So, there you go.  You can see that we can, pretty easily, produce a "pitcher-like" record for an offensive player.  Obviously, it's not on the same scale quite, since even top players end up with under 20 "decisions," making comparisons difficult.  But it's still fun, I think, to look at.

So now, we get to imagination land.  How would I change this, if I could, to make it more like actual WAR?  Well, first of all, I would want a defensive system.  What we'd need to develop, of course, is a system by which we measured, basically, the number of "plays" that a player made (or perhaps better, runs saved on plays made, or whatever), relative to the expected number for his position, just as we would have for OPS+ or ERA-.  Once we have that number relative to 100, just as we do for other parts of the game, we can determine the number of decisions and then the number of wins.

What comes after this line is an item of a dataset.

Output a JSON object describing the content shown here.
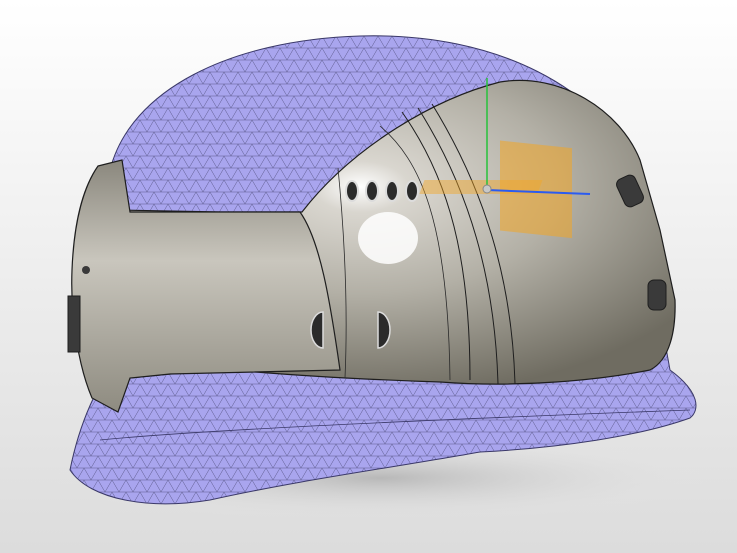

Of course, it would be silly to have a number of defensive wins and losses that equalled 162, as well as a number of offensive and pitching wins and losses.  So what do we do about it?  Well, for my money, we would divide the offensive number by two, the defensive number by six, and the pitching number by three.  That would give us a much better basis for comparison.  We could actually see this already.  Take Cabrera in 2011 and Verlander that same year.  If we take Cabrera's record in half, we get 5.6-1.8; Verlander's as a third and we get 7.0-2.3.  Those are a lot more comparable, and would be even moreso if we were able to add in Cabrera's defensive wins and losses.  We'd see something much different from what we're used to seeing.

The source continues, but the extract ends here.